Pierre Navaro - [Institut de Recherche Mathématique de Rennes](https://irmar.univ-rennes1.fr) - [CNRS](http://www.cnrs.fr/)

[![nbviewer](https://img.shields.io/badge/render-nbviewer-orange.svg)](http://nbviewer.jupyter.org/github/pnavaro/big-data/blob/master/01.MapReduce.ipynb)

Some recommendations:
- *Please don't google the solution on the web, use the python documentation through `help` function.*
- *Do not try to find a clever or optimized solution, do something that works.*
- *Please don't get solution from your friends*
- *Notebooks will be updated next week with solutions*

# Data processing through MapReduce

![MapReduce](http://mm-tom.s3.amazonaws.com/blog/MapReduce.png)


## `map` function example

The `map(func, seq)` Python function applies the function func to all the elements of the sequence seq. It returns a new list with the elements changed by func

In [1]:
def f(x):
    return x + 1

res = map(f, [2, 6, -3, 7])
res  # Res is an iterator

<map at 0x7fd24465b828>

In [2]:
print(*res)

3 7 -2 8


## `functools.reduce` example

The function `reduce(func, seq)` continually applies the function func() to the sequence seq and return a single value. For example, reduce(f, [1, 2, 3, 4, 5]) calculates f(f(f(f(1,2),3),4),5).

In [3]:
def g(x,y):
    return x + y

from functools import reduce
reduce(g, [1, 2, 3, 4, 5]) # computes ((((1+2)+3)+4)+5). 

15

## Vector norm
We want to compute the vector norm $|v| = \sqrt{\sum_i v_i^2}$ with a Map-Reduce process:
- use `map` function
- use `reduce` funtion from `functools`

### Exercise 1.1
Write these two functions and compute the norm of V representing by the Python list `V` above.

In [4]:
V = [4,1,2,3]


In [5]:
from operator import add
from functools import reduce
from math import sqrt

f = lambda x: x*x   # Function applied
L = map(f, V)       # map return a iterator
s = reduce(add,L)   # reduce compute the sum
sqrt(s) == sqrt(sum(map(f,V))) # check the result

True

## Wordcount Example

[WordCount](https://hadoop.apache.org/docs/current/hadoop-mapreduce-client/hadoop-mapreduce-client-core/MapReduceTutorial.html#Example:_WordCount_v1.0) is a simple application that counts the number of occurrences of each word in a given input set.

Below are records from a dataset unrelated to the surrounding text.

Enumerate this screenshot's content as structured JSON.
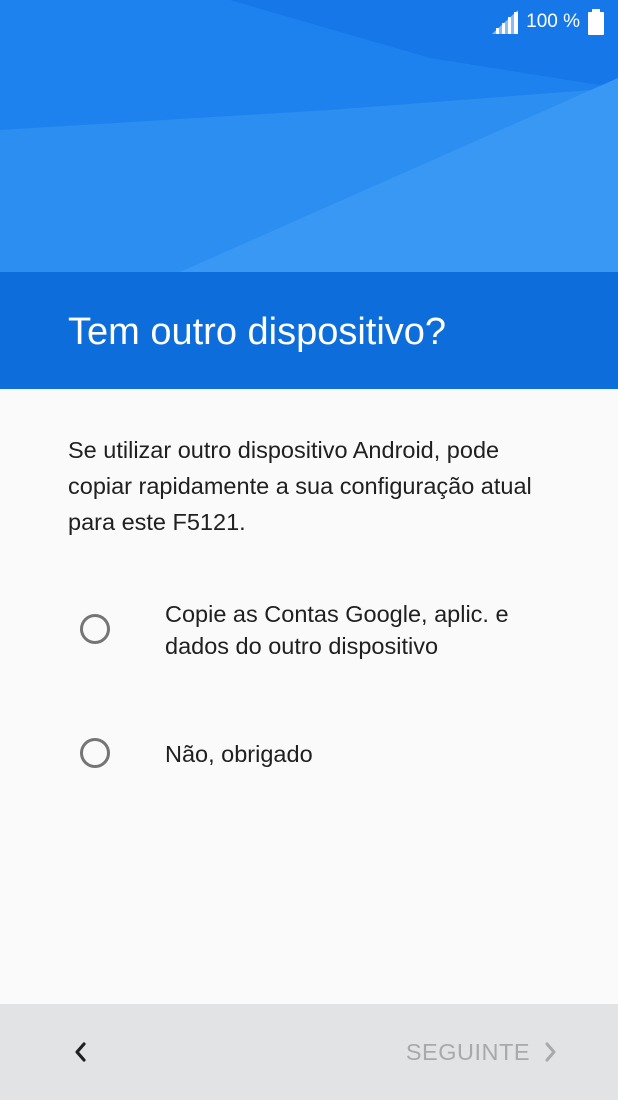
{
  "status_bar": {
    "battery_text": "100 %",
    "signal_icon": "signal-icon",
    "battery_icon": "battery-icon"
  },
  "header": {
    "title": "Tem outro dispositivo?"
  },
  "main": {
    "description": "Se utilizar outro dispositivo Android, pode copiar rapidamente a sua configuração atual para este F5121.",
    "options": [
      {
        "label": "Copie as Contas Google, aplic. e dados do outro dispositivo",
        "selected": false
      },
      {
        "label": "Não, obrigado",
        "selected": false
      }
    ]
  },
  "footer": {
    "back_icon": "chevron-left-icon",
    "next_label": "SEGUINTE",
    "next_icon": "chevron-right-icon",
    "next_enabled": false
  },
  "colors": {
    "header_light": "#2d8ef2",
    "header_band": "#0d6ddb",
    "background": "#fafafa",
    "footer_bg": "#e1e3e5",
    "disabled_text": "#a7a9ab"
  }
}
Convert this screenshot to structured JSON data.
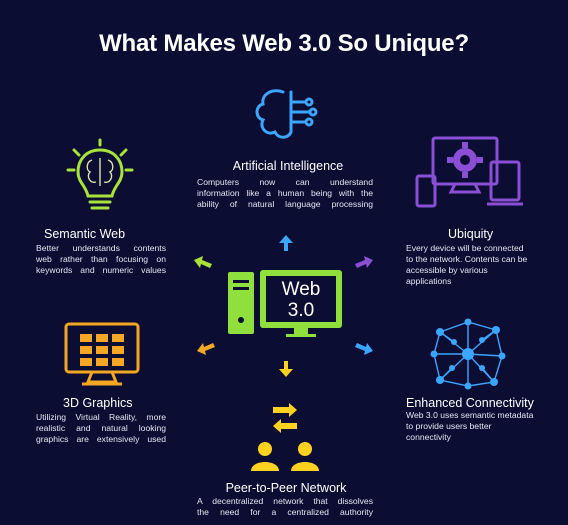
{
  "title": "What Makes Web 3.0 So Unique?",
  "center": {
    "line1": "Web",
    "line2": "3.0"
  },
  "features": {
    "ai": {
      "label": "Artificial Intelligence",
      "lines": [
        "Computers now can understand",
        "information like a human being with the",
        "ability of natural language processing"
      ]
    },
    "semantic": {
      "label": "Semantic Web",
      "lines": [
        "Better understands contents",
        "web rather than focusing on",
        "keywords and numeric values"
      ]
    },
    "ubiquity": {
      "label": "Ubiquity",
      "lines": [
        "Every device will be connected",
        "to the network. Contents can be",
        "accessible by various",
        "applications"
      ]
    },
    "graphics": {
      "label": "3D Graphics",
      "lines": [
        "Utilizing Virtual Reality, more",
        "realistic and natural looking",
        "graphics are extensively used"
      ]
    },
    "connectivity": {
      "label": "Enhanced Connectivity",
      "lines": [
        "Web 3.0 uses semantic metadata",
        "to provide users better",
        "connectivity"
      ]
    },
    "p2p": {
      "label": "Peer-to-Peer Network",
      "lines": [
        "A decentralized network that dissolves",
        "the need for a centralized authority"
      ]
    }
  },
  "colors": {
    "background": "#0b0d33",
    "ai": "#3aa6ff",
    "semantic": "#a8e23a",
    "ubiquity": "#8b4fd6",
    "graphics": "#f5a623",
    "connectivity": "#3aa6ff",
    "p2p": "#ffd21f",
    "computer": "#8fe03d"
  },
  "icons": [
    "cloud-network-icon",
    "brain-bulb-icon",
    "devices-gear-icon",
    "monitor-grid-icon",
    "network-people-icon",
    "peer-exchange-icon",
    "computer-icon"
  ]
}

Each mapper takes a line of text files as input and breaks it into words. It then emits a key/value pair of the word and 1 (separated by a tab). Each reducer sums the counts for each word and emits a single key/value with the word and sum.

In [8]:
from lorem import text
t = text()

with open("sample.txt", "w") as sample:
    sample.write(t)

print(t[:150]) # print only 150 first characters

Ut sed adipisci sed labore. Etincidunt dolor sed dolore magnam. Quisquam modi adipisci velit. Aliquam ipsum aliquam etincidunt etincidunt ut dolor. Qu


### Exercise 1.2
Write a python program that counts the number of words in that file.


In [9]:
import re
splitter = re.compile('\w+') # use regular expression to split file into words
with open('sample.txt', 'r') as f:
    data = f.read()
result = len(splitter.findall(data))
result

298

## Map - Read file and return a key/value pairs

### Exercise 1.3

Write a function `words` with file name as input that returns a sorted sequence of tuples (word, 1) values.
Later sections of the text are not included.